Born. To U.S. Army Lieut. Jean Bekessy (Author "Hans Habe" of A Thousand Shall Fall), 32, and Eleanor Close Sturges Gautier Rand Bekessy, 32, Post Toasties heiress, daughter of Mrs. Joseph E. (Mission to Moscow) Davies: a son, Antal Miklos; in Manhattan. Weight: 7 lb. 11 oz.

Married. Dorothy McGuire, 25, heart-faced stage & screen actress (Claudia)] and John Swope, 35, vice president of Southwest Airways, son of General Electric director Gerard Swope; each for. the first time; in Hollywood.

Died. Julius ("Jules") Bledsoe, 44, famed Negro baritone who introduced Ol' Man River; of a cerebral hemorrhage; in Hollywood. Born in Texas, he studied singing in the U.S. and abroad, left Columbia University in 1924 for the concert stage, in 1927 clicked in the first edition of Show Boat.

Died.
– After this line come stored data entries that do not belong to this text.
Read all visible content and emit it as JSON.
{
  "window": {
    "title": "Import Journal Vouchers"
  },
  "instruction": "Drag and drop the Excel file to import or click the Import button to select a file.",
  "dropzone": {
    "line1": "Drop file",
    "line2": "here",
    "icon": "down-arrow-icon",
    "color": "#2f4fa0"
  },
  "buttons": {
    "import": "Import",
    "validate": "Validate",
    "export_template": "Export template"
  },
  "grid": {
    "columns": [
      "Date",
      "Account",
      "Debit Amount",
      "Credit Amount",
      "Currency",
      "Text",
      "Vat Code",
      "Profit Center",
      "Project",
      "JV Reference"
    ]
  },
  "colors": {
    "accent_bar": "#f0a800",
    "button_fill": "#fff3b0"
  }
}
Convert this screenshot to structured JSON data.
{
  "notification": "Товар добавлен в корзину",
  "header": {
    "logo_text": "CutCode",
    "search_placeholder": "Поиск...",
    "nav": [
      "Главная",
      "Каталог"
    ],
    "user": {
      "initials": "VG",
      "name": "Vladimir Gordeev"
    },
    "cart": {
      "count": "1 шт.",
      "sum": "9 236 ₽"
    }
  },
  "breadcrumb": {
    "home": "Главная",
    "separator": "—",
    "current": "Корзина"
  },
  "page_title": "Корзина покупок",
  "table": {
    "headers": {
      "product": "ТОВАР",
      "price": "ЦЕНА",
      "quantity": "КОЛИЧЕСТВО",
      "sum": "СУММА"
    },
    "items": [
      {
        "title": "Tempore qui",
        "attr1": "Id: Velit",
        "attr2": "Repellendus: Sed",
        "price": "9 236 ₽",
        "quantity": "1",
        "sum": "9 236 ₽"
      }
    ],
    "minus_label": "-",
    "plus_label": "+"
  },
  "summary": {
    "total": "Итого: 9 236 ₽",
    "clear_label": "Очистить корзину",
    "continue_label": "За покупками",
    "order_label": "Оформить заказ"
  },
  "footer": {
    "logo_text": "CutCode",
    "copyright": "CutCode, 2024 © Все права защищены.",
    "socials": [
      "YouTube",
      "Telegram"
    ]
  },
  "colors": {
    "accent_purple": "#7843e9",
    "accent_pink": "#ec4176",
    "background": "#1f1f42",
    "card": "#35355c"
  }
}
John Hargis Anderson, 46, president of the New York Drama Critics Circle, critic of Hearst's Journal-American; of meningitis following a sinus operation; in Manhattan.

Died. Dmitri Hitch Ulyanov, 69, physician, onetime revolutionary, youngest brother of the late Nikolai Lenin; in Gorky, Russia. He was twice jailed before the Communist Revolution made him Vice Commissar of the Crimean Soviet Republic.
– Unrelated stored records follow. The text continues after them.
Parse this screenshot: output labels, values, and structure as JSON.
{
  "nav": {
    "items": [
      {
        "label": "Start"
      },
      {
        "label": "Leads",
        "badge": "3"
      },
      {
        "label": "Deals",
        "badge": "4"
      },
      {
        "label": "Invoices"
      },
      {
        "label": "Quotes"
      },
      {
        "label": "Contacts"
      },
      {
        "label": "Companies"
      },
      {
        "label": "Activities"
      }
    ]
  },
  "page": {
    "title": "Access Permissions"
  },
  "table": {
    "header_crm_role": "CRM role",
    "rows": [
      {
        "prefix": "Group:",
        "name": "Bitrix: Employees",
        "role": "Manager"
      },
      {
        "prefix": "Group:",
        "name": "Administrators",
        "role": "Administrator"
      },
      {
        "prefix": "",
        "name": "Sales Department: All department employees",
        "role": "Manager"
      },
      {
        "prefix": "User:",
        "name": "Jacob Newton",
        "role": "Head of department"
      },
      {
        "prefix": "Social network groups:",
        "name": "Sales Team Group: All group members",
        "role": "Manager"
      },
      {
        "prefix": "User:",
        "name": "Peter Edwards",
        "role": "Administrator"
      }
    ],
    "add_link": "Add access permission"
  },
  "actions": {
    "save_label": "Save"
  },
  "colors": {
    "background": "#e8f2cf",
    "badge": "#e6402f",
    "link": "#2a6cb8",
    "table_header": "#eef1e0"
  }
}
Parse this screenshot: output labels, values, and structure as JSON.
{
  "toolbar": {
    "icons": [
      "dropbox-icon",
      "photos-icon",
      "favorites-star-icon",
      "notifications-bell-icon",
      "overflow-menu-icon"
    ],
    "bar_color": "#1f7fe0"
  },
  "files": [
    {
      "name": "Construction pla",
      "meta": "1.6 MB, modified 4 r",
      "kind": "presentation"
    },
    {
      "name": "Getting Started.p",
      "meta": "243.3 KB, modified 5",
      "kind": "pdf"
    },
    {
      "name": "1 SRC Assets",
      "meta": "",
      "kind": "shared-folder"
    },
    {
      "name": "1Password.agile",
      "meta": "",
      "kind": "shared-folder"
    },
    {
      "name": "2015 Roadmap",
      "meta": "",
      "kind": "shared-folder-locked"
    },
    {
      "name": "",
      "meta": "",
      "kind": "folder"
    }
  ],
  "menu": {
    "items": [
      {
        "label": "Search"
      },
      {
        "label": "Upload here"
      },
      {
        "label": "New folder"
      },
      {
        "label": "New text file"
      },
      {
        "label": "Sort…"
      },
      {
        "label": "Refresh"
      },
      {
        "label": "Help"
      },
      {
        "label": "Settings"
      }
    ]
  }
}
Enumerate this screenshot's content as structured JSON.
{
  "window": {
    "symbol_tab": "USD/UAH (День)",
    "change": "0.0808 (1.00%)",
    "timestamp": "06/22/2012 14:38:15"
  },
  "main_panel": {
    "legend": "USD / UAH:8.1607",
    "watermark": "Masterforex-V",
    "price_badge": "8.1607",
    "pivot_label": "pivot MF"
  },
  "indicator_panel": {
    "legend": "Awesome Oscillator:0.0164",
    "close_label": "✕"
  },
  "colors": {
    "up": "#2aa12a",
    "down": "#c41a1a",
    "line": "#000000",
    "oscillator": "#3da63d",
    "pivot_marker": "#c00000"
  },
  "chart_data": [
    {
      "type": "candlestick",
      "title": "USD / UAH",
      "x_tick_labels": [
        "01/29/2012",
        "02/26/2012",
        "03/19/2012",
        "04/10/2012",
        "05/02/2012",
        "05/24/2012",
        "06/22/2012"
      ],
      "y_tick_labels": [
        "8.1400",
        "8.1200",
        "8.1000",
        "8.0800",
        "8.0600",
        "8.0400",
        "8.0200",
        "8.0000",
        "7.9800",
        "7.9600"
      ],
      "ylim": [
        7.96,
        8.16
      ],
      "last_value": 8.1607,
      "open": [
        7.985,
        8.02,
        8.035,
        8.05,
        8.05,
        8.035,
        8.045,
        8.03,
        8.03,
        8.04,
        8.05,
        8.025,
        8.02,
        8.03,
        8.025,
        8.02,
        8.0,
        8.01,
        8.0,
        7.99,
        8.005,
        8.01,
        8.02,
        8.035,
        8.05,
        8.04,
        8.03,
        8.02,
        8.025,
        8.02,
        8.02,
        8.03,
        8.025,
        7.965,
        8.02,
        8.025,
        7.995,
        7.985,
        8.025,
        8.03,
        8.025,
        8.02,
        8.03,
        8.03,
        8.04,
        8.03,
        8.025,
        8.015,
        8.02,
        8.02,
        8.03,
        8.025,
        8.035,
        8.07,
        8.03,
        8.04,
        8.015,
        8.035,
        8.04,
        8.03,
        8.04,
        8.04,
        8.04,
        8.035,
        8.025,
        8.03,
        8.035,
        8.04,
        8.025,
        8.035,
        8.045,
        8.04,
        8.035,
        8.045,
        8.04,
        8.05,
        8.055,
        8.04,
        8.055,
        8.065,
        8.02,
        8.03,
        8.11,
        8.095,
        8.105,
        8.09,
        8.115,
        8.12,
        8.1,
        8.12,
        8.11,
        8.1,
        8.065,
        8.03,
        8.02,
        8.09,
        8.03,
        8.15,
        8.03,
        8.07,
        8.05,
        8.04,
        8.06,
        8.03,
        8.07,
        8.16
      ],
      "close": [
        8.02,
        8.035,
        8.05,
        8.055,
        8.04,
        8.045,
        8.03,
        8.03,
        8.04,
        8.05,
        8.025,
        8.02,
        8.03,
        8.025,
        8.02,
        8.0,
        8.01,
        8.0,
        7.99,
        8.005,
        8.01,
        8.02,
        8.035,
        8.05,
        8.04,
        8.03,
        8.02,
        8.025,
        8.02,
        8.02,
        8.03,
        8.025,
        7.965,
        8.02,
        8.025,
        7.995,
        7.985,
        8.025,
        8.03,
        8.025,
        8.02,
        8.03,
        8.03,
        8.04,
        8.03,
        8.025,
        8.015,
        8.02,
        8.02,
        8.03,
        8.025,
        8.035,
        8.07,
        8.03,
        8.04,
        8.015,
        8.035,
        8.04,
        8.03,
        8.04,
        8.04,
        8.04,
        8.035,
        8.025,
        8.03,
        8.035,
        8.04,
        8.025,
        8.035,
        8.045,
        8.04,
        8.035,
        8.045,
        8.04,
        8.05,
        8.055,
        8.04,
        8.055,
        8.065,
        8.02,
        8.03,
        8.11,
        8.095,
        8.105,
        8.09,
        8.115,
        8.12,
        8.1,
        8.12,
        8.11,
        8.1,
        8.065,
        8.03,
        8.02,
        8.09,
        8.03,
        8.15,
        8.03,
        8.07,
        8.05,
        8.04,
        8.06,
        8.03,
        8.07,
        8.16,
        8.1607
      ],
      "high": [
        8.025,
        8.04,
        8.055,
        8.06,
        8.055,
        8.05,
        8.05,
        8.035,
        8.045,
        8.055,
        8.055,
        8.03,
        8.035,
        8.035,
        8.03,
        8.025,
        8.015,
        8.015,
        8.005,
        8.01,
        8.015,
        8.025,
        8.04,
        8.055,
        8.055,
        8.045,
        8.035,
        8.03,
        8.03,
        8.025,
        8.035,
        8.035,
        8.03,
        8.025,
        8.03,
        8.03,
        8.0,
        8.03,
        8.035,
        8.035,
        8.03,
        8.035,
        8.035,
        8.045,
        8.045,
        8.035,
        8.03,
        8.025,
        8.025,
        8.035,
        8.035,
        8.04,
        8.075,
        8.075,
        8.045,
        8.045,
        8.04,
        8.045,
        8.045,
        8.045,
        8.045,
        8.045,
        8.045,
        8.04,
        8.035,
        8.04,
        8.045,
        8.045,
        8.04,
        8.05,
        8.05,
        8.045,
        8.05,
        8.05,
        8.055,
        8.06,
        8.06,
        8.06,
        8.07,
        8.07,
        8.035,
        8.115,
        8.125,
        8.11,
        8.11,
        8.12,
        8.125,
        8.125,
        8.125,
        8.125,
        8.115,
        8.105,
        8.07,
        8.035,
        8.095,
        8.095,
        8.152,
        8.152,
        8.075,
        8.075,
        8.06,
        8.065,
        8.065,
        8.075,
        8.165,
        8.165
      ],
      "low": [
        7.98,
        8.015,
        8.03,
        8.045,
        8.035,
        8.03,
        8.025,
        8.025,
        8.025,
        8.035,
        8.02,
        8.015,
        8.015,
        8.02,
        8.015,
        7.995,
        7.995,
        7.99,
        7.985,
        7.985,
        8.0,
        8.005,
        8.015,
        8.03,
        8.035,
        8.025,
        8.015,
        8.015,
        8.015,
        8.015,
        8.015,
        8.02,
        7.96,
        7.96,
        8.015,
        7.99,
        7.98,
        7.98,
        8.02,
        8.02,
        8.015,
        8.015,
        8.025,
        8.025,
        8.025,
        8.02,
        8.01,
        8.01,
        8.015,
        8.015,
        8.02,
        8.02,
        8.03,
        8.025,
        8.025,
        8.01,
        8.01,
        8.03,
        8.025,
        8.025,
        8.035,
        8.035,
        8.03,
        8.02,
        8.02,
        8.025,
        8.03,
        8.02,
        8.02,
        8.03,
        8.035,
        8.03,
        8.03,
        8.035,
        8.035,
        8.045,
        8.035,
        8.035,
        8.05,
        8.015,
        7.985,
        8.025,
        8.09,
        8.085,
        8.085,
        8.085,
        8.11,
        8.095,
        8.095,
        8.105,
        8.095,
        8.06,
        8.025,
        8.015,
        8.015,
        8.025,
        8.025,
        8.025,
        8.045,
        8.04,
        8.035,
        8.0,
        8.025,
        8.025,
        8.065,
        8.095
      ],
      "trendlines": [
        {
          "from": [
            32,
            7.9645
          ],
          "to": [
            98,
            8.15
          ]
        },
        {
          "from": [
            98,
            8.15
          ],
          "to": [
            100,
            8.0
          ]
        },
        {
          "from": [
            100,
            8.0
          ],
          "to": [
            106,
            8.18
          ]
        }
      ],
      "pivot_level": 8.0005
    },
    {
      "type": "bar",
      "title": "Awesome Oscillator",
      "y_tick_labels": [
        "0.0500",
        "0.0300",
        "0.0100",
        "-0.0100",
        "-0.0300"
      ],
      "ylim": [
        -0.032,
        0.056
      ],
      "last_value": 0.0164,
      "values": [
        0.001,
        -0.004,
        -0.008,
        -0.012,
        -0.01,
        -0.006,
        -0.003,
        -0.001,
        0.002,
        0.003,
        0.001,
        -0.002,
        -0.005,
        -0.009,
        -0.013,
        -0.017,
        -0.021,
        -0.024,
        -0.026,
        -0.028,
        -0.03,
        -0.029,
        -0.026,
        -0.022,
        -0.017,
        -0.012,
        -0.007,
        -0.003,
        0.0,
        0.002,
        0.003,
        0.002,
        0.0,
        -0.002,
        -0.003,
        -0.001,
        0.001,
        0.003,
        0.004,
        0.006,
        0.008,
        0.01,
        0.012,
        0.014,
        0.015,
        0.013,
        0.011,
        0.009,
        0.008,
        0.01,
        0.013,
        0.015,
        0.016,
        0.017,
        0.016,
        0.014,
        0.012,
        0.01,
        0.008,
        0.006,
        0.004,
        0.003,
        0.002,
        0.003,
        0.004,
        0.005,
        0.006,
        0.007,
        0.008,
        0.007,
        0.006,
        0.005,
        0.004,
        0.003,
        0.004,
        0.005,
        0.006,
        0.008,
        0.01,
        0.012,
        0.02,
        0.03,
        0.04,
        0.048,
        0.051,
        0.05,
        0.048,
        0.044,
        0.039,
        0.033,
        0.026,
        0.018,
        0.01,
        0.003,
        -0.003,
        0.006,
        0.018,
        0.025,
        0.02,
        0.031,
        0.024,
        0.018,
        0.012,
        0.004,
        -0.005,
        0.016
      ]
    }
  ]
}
Died. Sir Patrick Duncan, 72, Governor General of the Union of South Africa since 1937; of cancer; in Pretoria. A grey-thatched, firm-lipped Scot, Duncan studied at Oxford's Balliol College, became a barrister of the Inner Temple, entered colonial service in 1894. He rose to be Minister of the Interior, Public Health and Education (1921-24), was the first South African citizen to become Governor General.
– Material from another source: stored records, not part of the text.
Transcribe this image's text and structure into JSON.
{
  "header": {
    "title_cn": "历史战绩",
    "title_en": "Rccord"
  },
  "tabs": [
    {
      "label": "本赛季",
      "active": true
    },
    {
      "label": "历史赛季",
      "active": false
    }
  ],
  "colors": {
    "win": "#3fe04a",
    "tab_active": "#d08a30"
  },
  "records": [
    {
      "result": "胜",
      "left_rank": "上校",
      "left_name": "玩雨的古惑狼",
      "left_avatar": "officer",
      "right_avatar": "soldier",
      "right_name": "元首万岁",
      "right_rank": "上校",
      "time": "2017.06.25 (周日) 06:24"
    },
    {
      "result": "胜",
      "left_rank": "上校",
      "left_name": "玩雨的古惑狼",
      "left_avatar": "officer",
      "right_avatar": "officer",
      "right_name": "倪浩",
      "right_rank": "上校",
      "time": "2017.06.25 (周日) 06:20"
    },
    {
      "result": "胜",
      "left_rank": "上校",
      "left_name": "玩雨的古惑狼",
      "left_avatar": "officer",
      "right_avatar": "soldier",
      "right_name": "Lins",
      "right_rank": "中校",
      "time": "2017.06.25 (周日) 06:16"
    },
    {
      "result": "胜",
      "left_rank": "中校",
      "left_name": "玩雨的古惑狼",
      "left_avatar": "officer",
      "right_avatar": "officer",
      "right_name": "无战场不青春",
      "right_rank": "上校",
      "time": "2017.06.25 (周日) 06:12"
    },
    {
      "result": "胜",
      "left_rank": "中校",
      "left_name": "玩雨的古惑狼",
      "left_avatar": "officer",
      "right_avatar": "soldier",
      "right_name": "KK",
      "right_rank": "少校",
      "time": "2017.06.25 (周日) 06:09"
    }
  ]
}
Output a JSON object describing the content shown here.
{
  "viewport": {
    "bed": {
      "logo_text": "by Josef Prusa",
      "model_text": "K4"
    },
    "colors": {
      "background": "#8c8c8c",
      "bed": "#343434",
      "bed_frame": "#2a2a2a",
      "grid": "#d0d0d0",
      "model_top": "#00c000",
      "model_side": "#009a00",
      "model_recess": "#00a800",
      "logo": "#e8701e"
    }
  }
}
Died. Ellen Graham Bassel Davis, 74, wife of John W. Davis, Manhattan lawyer and onetime (1924) Democratic Presidential candidate; after long illness; in Locust Valley, L.I. In London during her husband's Ambassadorship after World War I, she was judged the handsomest embassy hostess in 50 years.

Died. Grenville Kane, 89, last surviving founder of tony Tuxedo Park; in Tuxedo Park, N.Y. A Manhattan lawyer (later director of many railroads), he helped Tobacconist Pierre Lorillard III plan the 400's baronial super-suburb in 1881. Descended from early American landlords (the Irish O'Kanes), Kane was the oldest living alumnus of St. Paul's School, oldest member of New York's arch-Republican Union League Club.